La mano de hierro del comandante no ha conseguido poner en marcha a la burocracia
Es extraño que el oficialismo no haya celebrado por todo lo alto el triunfo electoral del comandante. Sus victorias anteriores solían producir un estado de exultación y remoralización general entre las filas del "proceso".
Tras cada uno de esos éxitos, el regocijo dominaba la atmósfera del campo revolucionario, donde el alborozo abría espacio a un clima de optimismo alrededor de los desafíos y novedades de la gestión.
El júbilo no estuvo presente en este caso, ni entre el leal pueblo bolivariano, ni mucho menos entre su dirigencia política, consciente como está ella de que la nueva oportunidad concedida por los ciudadanos, le acarrea al gobierno un compromiso muy superior a cualquiera de los adquiridos con anterioridad.

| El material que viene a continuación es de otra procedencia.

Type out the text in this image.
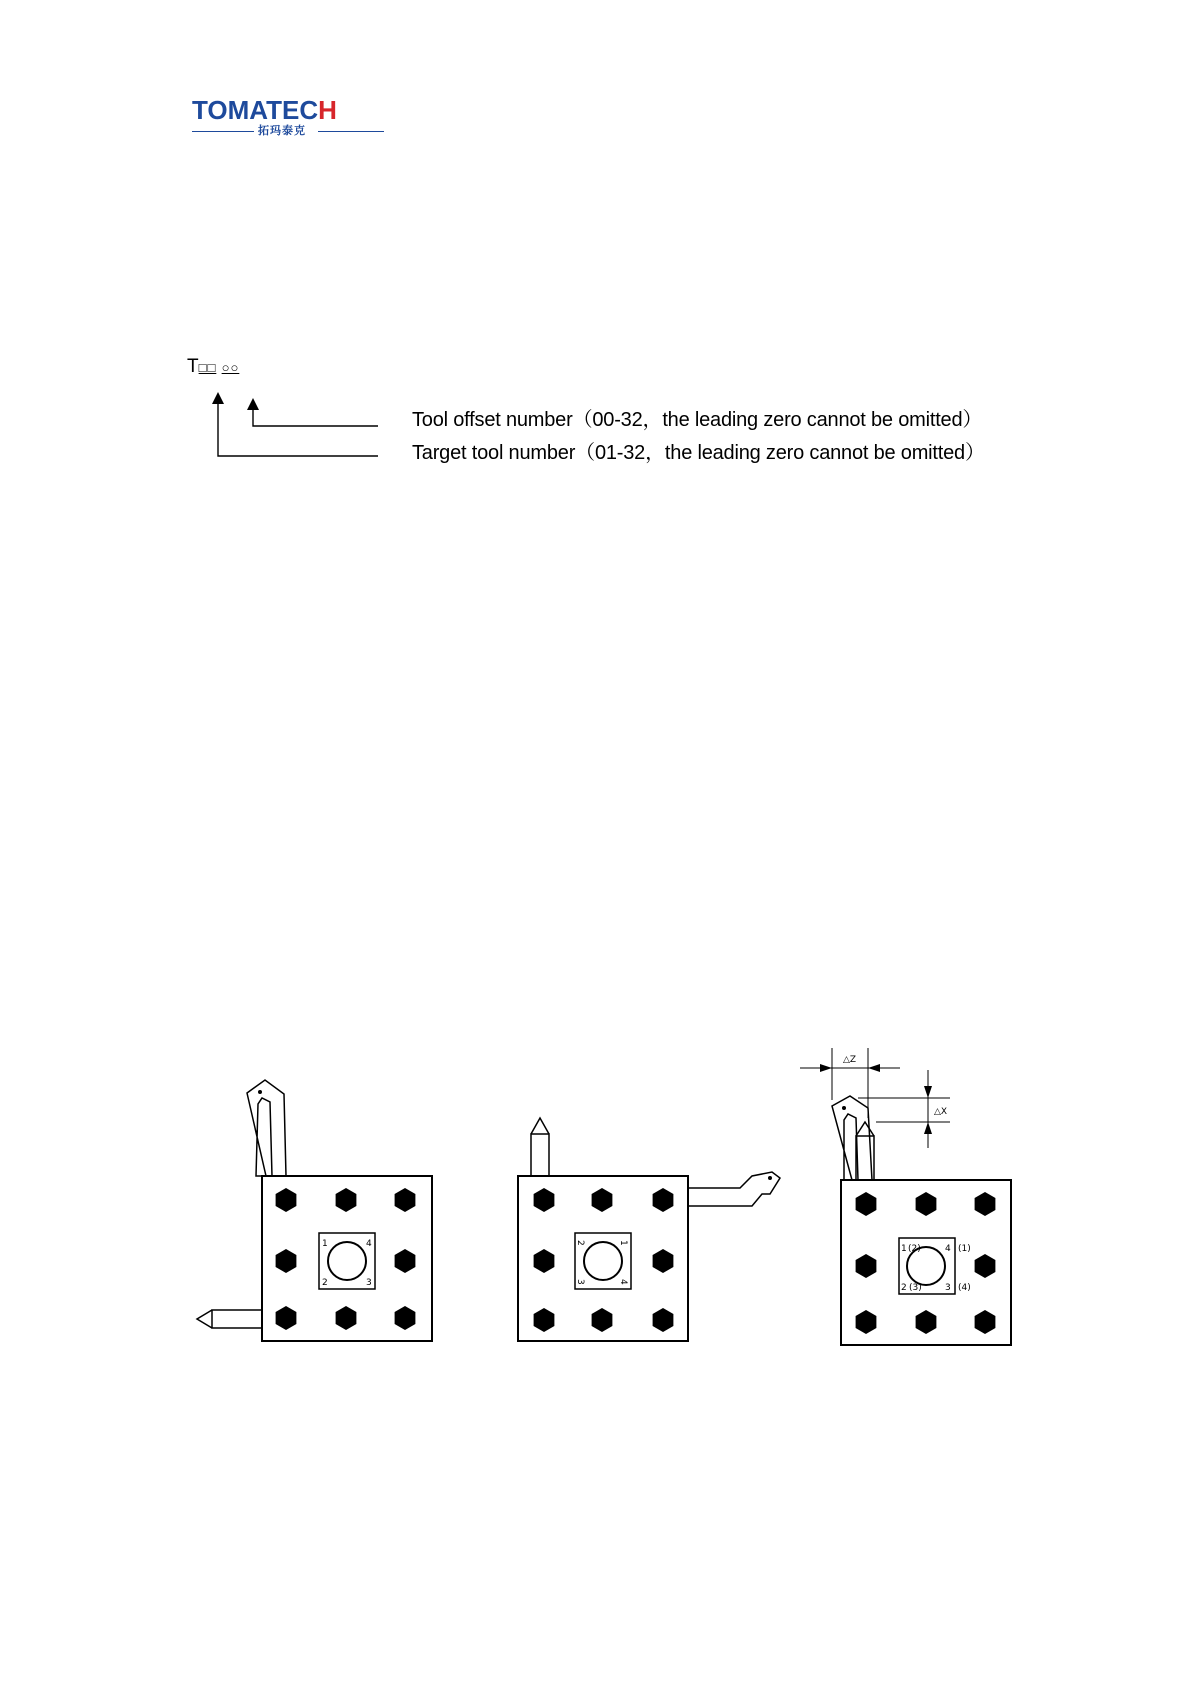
TOMATECH
拓玛泰克
T□□ ○○
Tool offset number（00-32，the leading zero cannot be omitted）
Target tool number（01-32，the leading zero cannot be omitted）
1	4
2	3
2	1
3	4
△Z
△X
1 (2)	4 (1)
2 (3)	3 (4)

La falta de efervescencia pos-electoral es un dato duro de la realidad: el hecho puede obedecer al carácter rutinario del triunfo conquistado, o quizá a la bien disimulada inquietud generada por el muy decoroso papel desempeñado por Henrique Capriles, cuyo aniquilamiento representa un desiderátum, ya no tanto para Chávez -quien va de salida-, sino para todos los que aspiran a sucederlo, tras la culminación de su ciclo vital...
Que la vocería roja cierre los ojos ante la existencia de una oposición que, poco a poco está convirtiéndose en alternativa, sólo significa un acto de negación y arrogancia, nada provechoso para el mediano y largo plazo del proyecto socialista, al cual le va quedando una única opción de sobrevivencia: la de cumplir la promesa principal que el Presidente le formuló al electorado nacional, cuando juró gobernar, ahora sí, con la eficiencia y el tino de un reloj suizo.
Es natural que el mundo bolivariano -tan seguro de las deficiencias de su desempeño y de las consecuencias de su peligrosa fragmentación interna- se sienta ahora más exigido que nunca, pues otra vez ha quedado demostrado que solamente Chávez puede darse el lujo de ganar elecciones, aun en medio de un ambiente de descontento y frustración alrededor de su gestión administrativa.
Con un líder cuya salud se encuentra comprometida, es obvio que el tiempo juega contra "la sucesión", que está urgida de exhibir cuanto antes una eficiencia que ni el poderoso liderazgo de Chávez ha podido garantizar durante el transcurso de estos largos años.
Si la mano de hierro del comandante no ha conseguido poner en marcha a la burocracia, el panorama no puede ser más sombrío para quienes se sienten "herederos", cuya batalla se desarrolla, precisamente, en los escenarios de la burocracia, donde todos se colocan zancadillas que conspiran contra la eficiencia prometida por Chávez, y sin la cual no habrá otro legado que no sean los escombros de una revolución fallida.